Many rural Australians have no direct access to pharmacists or pharmacy services. In many rural and remote areas it is not viable to have a community pharmacy. For these areas, how do we ensure there is adequate access to medicines and to medications advice, monitoring and review?
Australians living in rural, regional and remote areas, have poorer health overall than urban Australians. Despite higher rates of chronic disease, in many rural areas there is limited access to health services and health professionals, and lower use of medications.
Although medicines contribute to significant improvements in health when used appropriately, they can also be associated with harm as a result of errors. Medication related hospital admissions have been estimated to comprise between two and six per cent of all Australian hospital admissions. For people aged 65 and over it is estimated that over 20 per cent of admissions are medication related. Medication related problems account for around 230,000 hospitalisations annually, costing an estimated $1.2 billion in 2011-2012.
Studies have confirmed that pharmacist interventions result in improved medicine adherence, reduced hospitalisations and reduced healthcare costs. Pharmacist interventions can also improve prescribing practices and therapeutic monitoring, simplify medication regimens, and optimise therapeutic outcomes. Pharmacy services such as patient medicine education, medicine reviews, drug interaction checking, and dosage and adverse effect monitoring have been proven to make valuable contributions to improving health outcomes.
Many rural patients may have little or no interaction with a pharmacist. They may receive their medicines by mail, bus, train, truck, boat or plane, or from a nurse at a remote clinic. Small multipurpose rural hospitals are often run by nurses and/or general practitioners and, despite having a number of aged care beds and patients with complex medicine regimens, they may have no pharmacy services. In many remote settings registered nurses (RNs), together with fly-in fly-out doctors, provide health care and medicines. In some remote areas standardised treatment protocols (such as the CARPA Standard Treatment Manual) support the legal supply of medicines by RNs and Aboriginal and Torres Strait Islander Health Practitioners.

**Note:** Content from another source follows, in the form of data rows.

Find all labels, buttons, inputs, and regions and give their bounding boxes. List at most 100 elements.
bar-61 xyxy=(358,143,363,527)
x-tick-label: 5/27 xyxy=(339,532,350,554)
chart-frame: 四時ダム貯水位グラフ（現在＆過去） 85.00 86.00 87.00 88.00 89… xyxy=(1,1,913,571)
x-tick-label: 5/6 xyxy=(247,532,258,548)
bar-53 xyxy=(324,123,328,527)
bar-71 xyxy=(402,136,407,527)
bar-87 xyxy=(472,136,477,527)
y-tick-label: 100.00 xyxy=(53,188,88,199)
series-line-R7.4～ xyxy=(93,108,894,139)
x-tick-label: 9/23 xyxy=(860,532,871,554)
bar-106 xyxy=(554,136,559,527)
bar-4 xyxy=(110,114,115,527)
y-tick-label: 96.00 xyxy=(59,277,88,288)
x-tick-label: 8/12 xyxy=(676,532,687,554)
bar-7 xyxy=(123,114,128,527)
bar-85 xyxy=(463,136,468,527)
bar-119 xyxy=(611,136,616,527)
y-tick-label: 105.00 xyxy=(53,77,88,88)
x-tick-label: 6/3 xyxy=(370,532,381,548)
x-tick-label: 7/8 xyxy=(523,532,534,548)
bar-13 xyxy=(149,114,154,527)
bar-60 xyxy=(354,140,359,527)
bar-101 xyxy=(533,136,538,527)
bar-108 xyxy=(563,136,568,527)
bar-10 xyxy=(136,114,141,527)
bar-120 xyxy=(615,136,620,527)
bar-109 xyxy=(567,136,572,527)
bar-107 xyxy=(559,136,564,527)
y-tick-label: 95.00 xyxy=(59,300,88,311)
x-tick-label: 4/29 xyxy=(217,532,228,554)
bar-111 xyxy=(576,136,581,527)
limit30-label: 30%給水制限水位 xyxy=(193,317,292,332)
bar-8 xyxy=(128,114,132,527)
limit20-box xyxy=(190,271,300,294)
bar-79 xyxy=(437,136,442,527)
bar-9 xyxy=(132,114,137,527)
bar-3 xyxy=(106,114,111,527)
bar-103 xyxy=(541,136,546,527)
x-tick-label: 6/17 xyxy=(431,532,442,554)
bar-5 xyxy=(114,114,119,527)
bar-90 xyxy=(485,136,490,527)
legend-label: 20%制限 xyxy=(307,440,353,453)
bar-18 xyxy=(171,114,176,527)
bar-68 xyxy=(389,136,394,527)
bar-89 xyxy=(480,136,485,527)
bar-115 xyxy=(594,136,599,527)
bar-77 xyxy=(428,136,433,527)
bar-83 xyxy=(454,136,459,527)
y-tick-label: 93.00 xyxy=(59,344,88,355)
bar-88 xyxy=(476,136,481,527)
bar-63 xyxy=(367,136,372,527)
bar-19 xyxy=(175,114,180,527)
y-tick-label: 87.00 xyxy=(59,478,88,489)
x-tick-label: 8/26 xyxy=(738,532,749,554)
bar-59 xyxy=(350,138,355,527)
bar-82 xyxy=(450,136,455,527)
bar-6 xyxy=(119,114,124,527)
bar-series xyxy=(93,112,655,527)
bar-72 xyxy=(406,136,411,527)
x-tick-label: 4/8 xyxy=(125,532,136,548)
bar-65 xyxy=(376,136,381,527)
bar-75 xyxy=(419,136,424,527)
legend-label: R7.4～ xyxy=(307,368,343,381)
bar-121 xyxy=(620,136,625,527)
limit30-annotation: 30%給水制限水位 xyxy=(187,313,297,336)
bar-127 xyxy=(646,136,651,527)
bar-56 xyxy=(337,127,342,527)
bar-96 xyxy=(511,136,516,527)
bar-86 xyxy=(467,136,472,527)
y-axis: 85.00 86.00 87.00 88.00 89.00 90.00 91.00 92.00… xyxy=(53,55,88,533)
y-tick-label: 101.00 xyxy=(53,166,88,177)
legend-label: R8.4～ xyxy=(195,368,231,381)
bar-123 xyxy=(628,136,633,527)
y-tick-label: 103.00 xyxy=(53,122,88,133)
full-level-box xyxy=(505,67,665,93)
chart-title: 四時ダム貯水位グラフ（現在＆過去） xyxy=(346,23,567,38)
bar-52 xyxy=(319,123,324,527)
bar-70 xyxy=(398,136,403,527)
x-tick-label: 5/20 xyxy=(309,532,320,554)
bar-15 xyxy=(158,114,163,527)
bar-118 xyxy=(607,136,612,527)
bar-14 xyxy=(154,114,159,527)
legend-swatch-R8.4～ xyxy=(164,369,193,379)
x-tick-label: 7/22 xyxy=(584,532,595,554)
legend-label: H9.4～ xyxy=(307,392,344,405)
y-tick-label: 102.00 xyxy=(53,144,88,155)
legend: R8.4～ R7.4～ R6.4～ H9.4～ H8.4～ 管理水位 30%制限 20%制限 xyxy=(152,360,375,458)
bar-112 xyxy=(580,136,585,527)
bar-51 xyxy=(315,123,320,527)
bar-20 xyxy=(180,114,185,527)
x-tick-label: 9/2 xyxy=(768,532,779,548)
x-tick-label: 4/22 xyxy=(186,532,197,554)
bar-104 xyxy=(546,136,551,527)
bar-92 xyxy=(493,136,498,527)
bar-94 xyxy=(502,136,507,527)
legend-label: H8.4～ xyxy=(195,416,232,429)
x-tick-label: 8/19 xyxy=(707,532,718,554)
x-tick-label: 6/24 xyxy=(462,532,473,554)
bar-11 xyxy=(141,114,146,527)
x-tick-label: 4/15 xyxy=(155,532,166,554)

Fewer than 4,000 of Australia’s 25,000 pharmacists work in rural and remote settings. Many pharmacy graduates are finding it difficult to gain employment in urban areas. While many are keen to practice in rural and remote settings, currently there are no employment pathways. The community pharmacy network is extremely important in the supply of medicines and professional pharmacy services to many Australians, however is not viable in many rural areas. In those areas where there are no community pharmacies, there is a crucial need for clinical pharmacists to be part of the primary healthcare teams.
Pharmacists, unlike some other allied health professionals, do not have provider numbers which allow them to claim for clinical services through the Medicare Benefits Schedule (MBS), other than for medication review. A variety of remuneration models needs to be explored. Innovative, flexible pharmacist service models adapted to a rural community’s needs should be considered. These could include salaried positions in fly-in fly-out teams, in community health, Aboriginal Health Services and GP practices. The Pharmaceutical Society of Australia, with support from the Australia Medical Association, is advocating for the Australian Government to fund positions for clinical pharmacists, under similar funding arrangements as practice nurses, in GP clinics and Aboriginal health services. Remuneration for clinical pharmacist services and tele-pharmacy services should be a priority in the revised MBS.
In addressing the health needs of rural Australia, the Government should take a broader approach to funding for clinical pharmacist services in settings other than community pharmacies.